Earlier I said I didn’t know what term to use for this trend, which has at different times been called ‘Call Out’ and ‘Cancel’ and ‘Purity’ culture, words different people have objected to and used and misused in different ways. Cyberbullying doesn’t quite fit, because it’s an old term that evokes the image of an anonymous, isolated troll hiding in a basement. But online harassment is increasingly done out in the open, by multiple participants encouraging others to join, many of whom don’t even realize (or choose to ignore) that they are acting out of mob mentality.*
Maybe it’s time for a new term then. I know what I personally will be calling it:
Harassment Culture, plain and simple.
Because that’s exactly what it is. A culture promoting harassment of individuals–mob harassment, one-on-one harassment, harassment based on malicious misinformation, harassment based on genuine concerns, harassment blown out of proportion, harassment of users with platforms large or middling or microscopic.
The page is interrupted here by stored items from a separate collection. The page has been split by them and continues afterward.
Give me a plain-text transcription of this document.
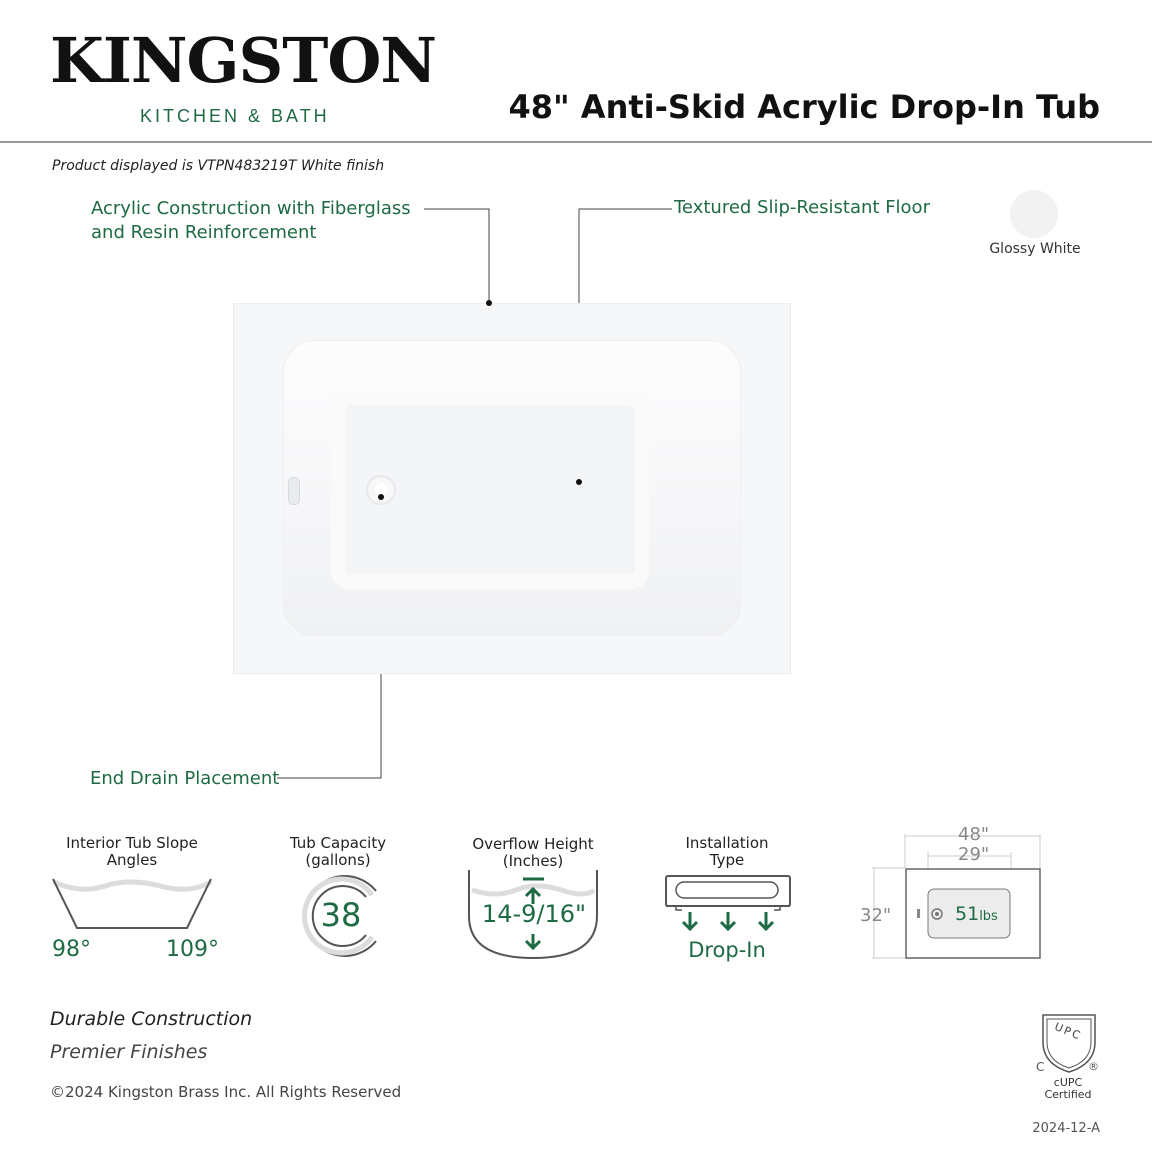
KINGSTON
KITCHEN & BATH	48" Anti-Skid Acrylic Drop-In Tub
Product displayed is VTPN483219T White finish
Acrylic Construction with Fiberglass
and Resin Reinforcement
Textured Slip-Resistant Floor
End Drain Placement
Glossy White
Interior Tub Slope
Angles
98°	109°
Tub Capacity
(gallons)
38
Overflow Height
(Inches)
14-9/16"
Installation
Type
Drop-In
48"
29"
32"	51lbs
Durable Construction
Premier Finishes
©2024 Kingston Brass Inc. All Rights Reserved
UPC
C	®
cUPC
Certified
2024-12-A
Harassment of anyone, anytime, for any reason, without warning. And harassment culture is everywhere, ingrained in our social media norms, influencing our thoughts and behaviors, poisoning the way we treat others, blinding us to the humanity of our peers–reducing people from humans to targets. And we are all at risk of becoming victim and bully both.
We need to disengage from this toxicity. We need to inject some sanity, some kindness. We need to step back, and breathe…and then pull out a fucking microscope and make a good long self-examination of the way we speak to and about other internet users. Of the words and attitudes we spread, of the way we are affecting real people we don’t know. Because you are not screaming into the void. Because there is always a human on the other side of the screen.
Because pain is easy to ignore when it is happening to a stranger in another room. Because when we hurt people from a distance, we do not hear the muffled sobbing. So we forget too quickly that the trauma we are inflicting on each other is horrible and real. It is so real.
I’ve said it before and will repeat it again:
Do not let an obsession with being “right” or “good” prevent you from being KIND.
Be kind. For fuck’s sake be kind.
*Mob violence is harder to recognize online. In real life, if you look around and find yourself surrounded by an above-average number of pitchforks, that is your first and strongest clue that you’ve accidentally joined a mob. In online spaces, the pitchforks are hidden behind other people’s screens, and therefore harder to keep accurate count of. (Until, of course, they are pointed at you.)